Sunday, January 1, 2012

2011 in Review // The Other 1%

2011 brought a shift in my work: I applied for and was accepted into Public Allies Los Angeles, Class of 2011-2012. I now work in Central City East, at SRO Housing Corporation as a Public Ally and Case Manager in the seniors program, Project Hotel Alert. I began working there in September, and I've learned so much.

Like most people, I avoided the blocks between Los Angeles Street and Alameda and Third and Seventh-- which wsn't difficult, since this population of needy citizens and their service organizations is so well quarantined in this city. When I lived at 18th and Main, I considered the implications of gentrification that went with my living in the area. So when I found out that one of the opportunities I had as a Public Ally was to work in Central City East, I felt that I had a chance to get to know an area that, frankly, I'd been taught to (and did, to some degree) fear. And when I did get the position at SRO, it felt serendipitous.

So, for the last three months, I have spent most weekdays working at Fifth and San Julian, which some might call the "heart" of Skid Row. Union Rescue Mission and LA Mission are across the street, and Midnight Mission and LAMP Community's Frank Rice Access Center (and many other service providers) are not far, as is a park that sees much activity during the day, populated by a variety of low-low-income people, from the recently evicted, to the recently released from LAC + USC, to the recently released from prison, to military veterans, to people recently diagnosed with AIDS, to people living with addiction, to people with mental health diagnoses, to people who might have been born there, to people who will die there, to people who will leave almost as quickly as they arrive. Oftentimes, people fit into more than one of those categories.

It was hard for me to say "people who will die there." I work with seniors who live in Skid Row, some who have only been in housing for a few months, some who have been in their SROs for decades, and some who are still trying to find housing.
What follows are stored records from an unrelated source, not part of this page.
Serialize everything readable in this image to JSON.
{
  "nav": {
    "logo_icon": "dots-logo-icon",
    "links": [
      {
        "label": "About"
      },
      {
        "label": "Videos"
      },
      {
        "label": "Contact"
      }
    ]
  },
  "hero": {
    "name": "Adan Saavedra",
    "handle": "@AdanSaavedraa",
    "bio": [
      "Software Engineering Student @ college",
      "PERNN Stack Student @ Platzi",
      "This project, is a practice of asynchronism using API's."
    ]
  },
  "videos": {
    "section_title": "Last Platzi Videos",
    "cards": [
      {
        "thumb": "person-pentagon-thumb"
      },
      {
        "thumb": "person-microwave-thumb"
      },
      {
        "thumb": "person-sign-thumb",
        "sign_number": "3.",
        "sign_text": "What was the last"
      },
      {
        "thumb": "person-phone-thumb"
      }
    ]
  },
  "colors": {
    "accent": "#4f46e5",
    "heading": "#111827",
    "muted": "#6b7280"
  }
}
Some are just barely 60, some are in their 80s. It is not out of the realm of possibility that one of my clients might pass away. I try not to think about that, and focus on the present, and what assistance I can be to them while we are both here.

What's wild is that in the first half of 2011, I worked just 4 blocks away in a totally different world. And that walking down Fifth street from Maple to Main is like passing between two different worlds, each equally wary of the other.

While the Occupy LA encampment was dismantled by Los Angeles police, the encampments near LA's actual Wall Street grew. During the last week of 2011, the streets where I work and on which many people live were piled with more trash than I'd seen since I started. What I'm carrying with me into 2012 is questions. The other 1%, the 1% of Americans (according to Wikipedia) who experience homelessness in a given year, are concentrated into a place that is regarded more as a quarantine zone than a neighborhood. But it is a neighborhood. It is a community. How can Central City East (Skid Row) be a healthier community? How does Los Angeles need to change in order for it be a healthier community? How does society need to change?